Urteil vom 14. Januar 2008

I. zivilrechtliche Abteilung

Bundesrichter Corboz, Präsident,
Bundesrichterin Klett,
Bundesrichter Kolly,
Gerichtsschreiberin Hürlimann.

A. ________,
B.________,
Beschwerdeführer,
beide vertreten durch Rechtsanwalt Albert Romero,

gegen

X.________ AG,
Beschwerdegegnerin,
vertreten durch Rechtsanwalt Joseph Schuler.

Mietvertrag,

Beschwerde gegen das Urteil des Obergerichts
des Kantons Zug, Zivilrechtliche Abteilung,
vom 4. September 2007.

Erwägungen:

1.
Am 11. September 2001 schlossen A.________ und B.________ (Kläger und
Beschwerdeführer) als Mieter mit der X.________ AG (Beklagte und
Beschwerdegegnerin) als Vermieterin einen Vertrag über eine 4
1/2-Zimmerwohnung in der Liegenschaft C.________ mit Mietbeginn am 1. Januar
2002. Als monatlicher Mietzins wurden Fr. 1'380.-- zuzüglich Fr. 120.-- für
einen Garageplatz und Fr. 195.-- à-conto Nebenkosten, total Fr. 1'695.--
vereinbart.
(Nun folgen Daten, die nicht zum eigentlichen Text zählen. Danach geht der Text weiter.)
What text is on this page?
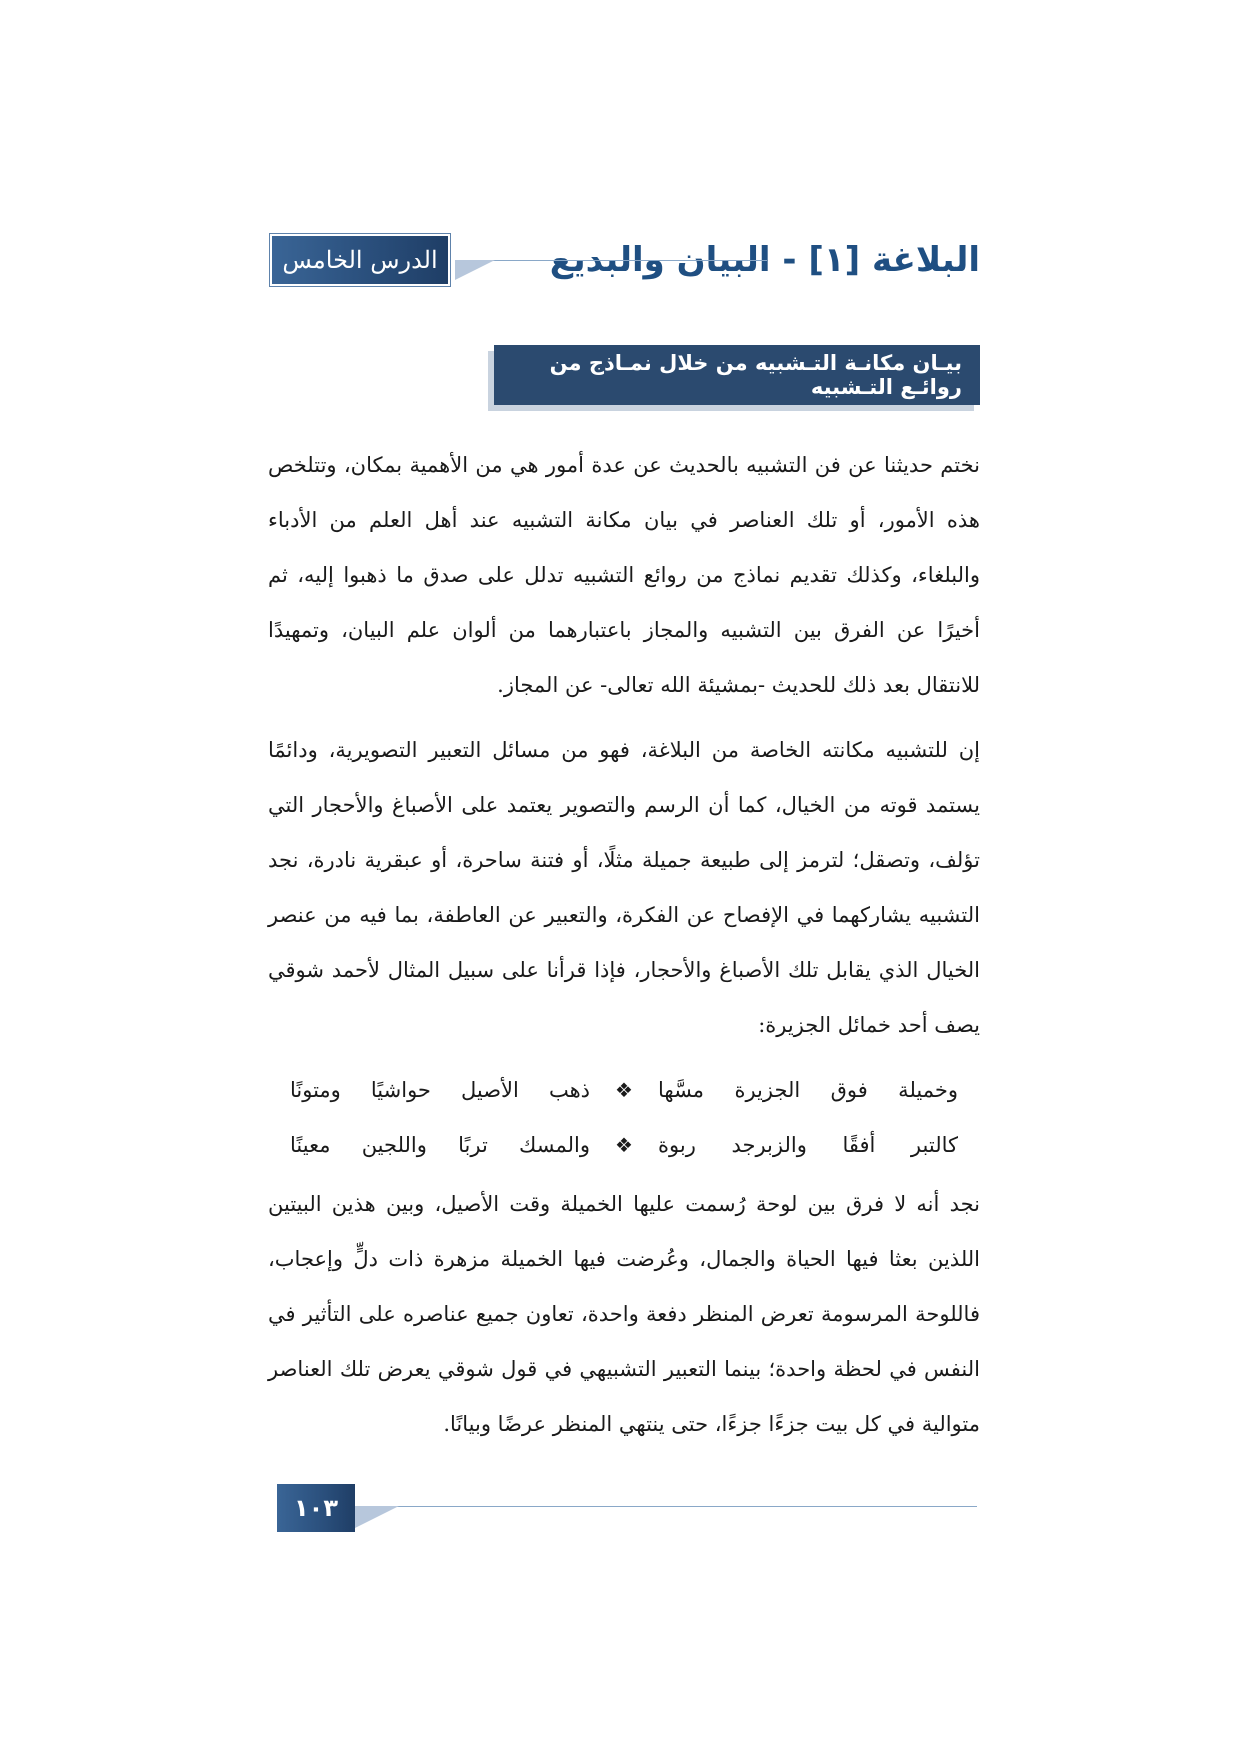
البلاغة [١] - البيان والبديع
الدرس الخامس
بيـان مكانـة التـشبيه من خلال نمـاذج من روائـع التـشبيه

نختم حديثنا عن فن التشبيه بالحديث عن عدة أمور هي من الأهمية بمكان، وتتلخص هذه الأمور، أو تلك العناصر في بيان مكانة التشبيه عند أهل العلم من الأدباء والبلغاء، وكذلك تقديم نماذج من روائع التشبيه تدلل على صدق ما ذهبوا إليه، ثم أخيرًا عن الفرق بين التشبيه والمجاز باعتبارهما من ألوان علم البيان، وتمهيدًا للانتقال بعد ذلك للحديث -بمشيئة الله تعالى- عن المجاز.

إن للتشبيه مكانته الخاصة من البلاغة، فهو من مسائل التعبير التصويرية، ودائمًا يستمد قوته من الخيال، كما أن الرسم والتصوير يعتمد على الأصباغ والأحجار التي تؤلف، وتصقل؛ لترمز إلى طبيعة جميلة مثلًا، أو فتنة ساحرة، أو عبقرية نادرة، نجد التشبيه يشاركهما في الإفصاح عن الفكرة، والتعبير عن العاطفة، بما فيه من عنصر الخيال الذي يقابل تلك الأصباغ والأحجار، فإذا قرأنا على سبيل المثال لأحمد شوقي يصف أحد خمائل الجزيرة:

وخميلة فوق الجزيرة مسَّها
❖
ذهب الأصيل حواشيًا ومتونًا
كالتبر أفقًا والزبرجد ربوة
❖
والمسك تربًا واللجين معينًا

نجد أنه لا فرق بين لوحة رُسمت عليها الخميلة وقت الأصيل، وبين هذين البيتين اللذين بعثا فيها الحياة والجمال، وعُرضت فيها الخميلة مزهرة ذات دلٍّ وإعجاب، فاللوحة المرسومة تعرض المنظر دفعة واحدة، تعاون جميع عناصره على التأثير في النفس في لحظة واحدة؛ بينما التعبير التشبيهي في قول شوقي يعرض تلك العناصر متوالية في كل بيت جزءًا جزءًا، حتى ينتهي المنظر عرضًا وبيانًا.

١٠٣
Am 10. Januar 2002 kündigte die Beklagte den Klägern auf
amtlichem Formular, das den Hinweis auf die Anfechtungsmöglichkeit der
Vertragsänderung enthielt, eine Mietvertragsänderung mit Wirkung ab dem
1. April 2002 an. Der monatliche Mietzins wurde auf Fr. 1'620.-- erhöht und
die à-conto-Zahlungen für Nebenkosten wurden auf Fr. 190.-- reduziert, so
dass sich bei unverändertem Zins für die Garage ein monatlicher Mietzins von
Fr. 1'930.-- ergab. Am 26. Januar 2006 kündigte die Beklagte den Mietvertrag
auf amtlichem Formular auf den 30. April 2006.

1.1 Am 22. Mai 2006 beantragten die Kläger dem Kantonsgericht Zug, es sei
festzustellen, dass die Mietzinserhöhung vom 10. Januar 2002 nichtig sei; die
Beklagte sei zu verpflichten, ihnen die ab dem 1. April 2002 zu viel
bezahlten Mietzinse in der Höhe von total Fr. 11'280.-- zuzüglich Zins
zurückzuzahlen. In der Folge erhöhten sie ihre Forderung um weitere Fr.
2'400.--. Das Kantonsgericht Zug wies die Klage mit Urteil vom 15. März 2007
ab.

1.2 Mit Urteil vom 4. September 2007 wies das Obergericht des Kantons Zug die
Berufung der Kläger ab und bestätigte das Urteil des Kantonsgerichts vom 15.
März 2007. Das Obergericht stellte fest, dass die Erhöhung des Mietzinses vom
10. Januar 2002 wegen fehlender Unterschrift, vor allem aber wegen fehlender
Begründung formnichtig gewesen war, kam jedoch zum Schluss, die Berufung der
Kläger auf diesen Mangel sei rechtsmissbräuchlich.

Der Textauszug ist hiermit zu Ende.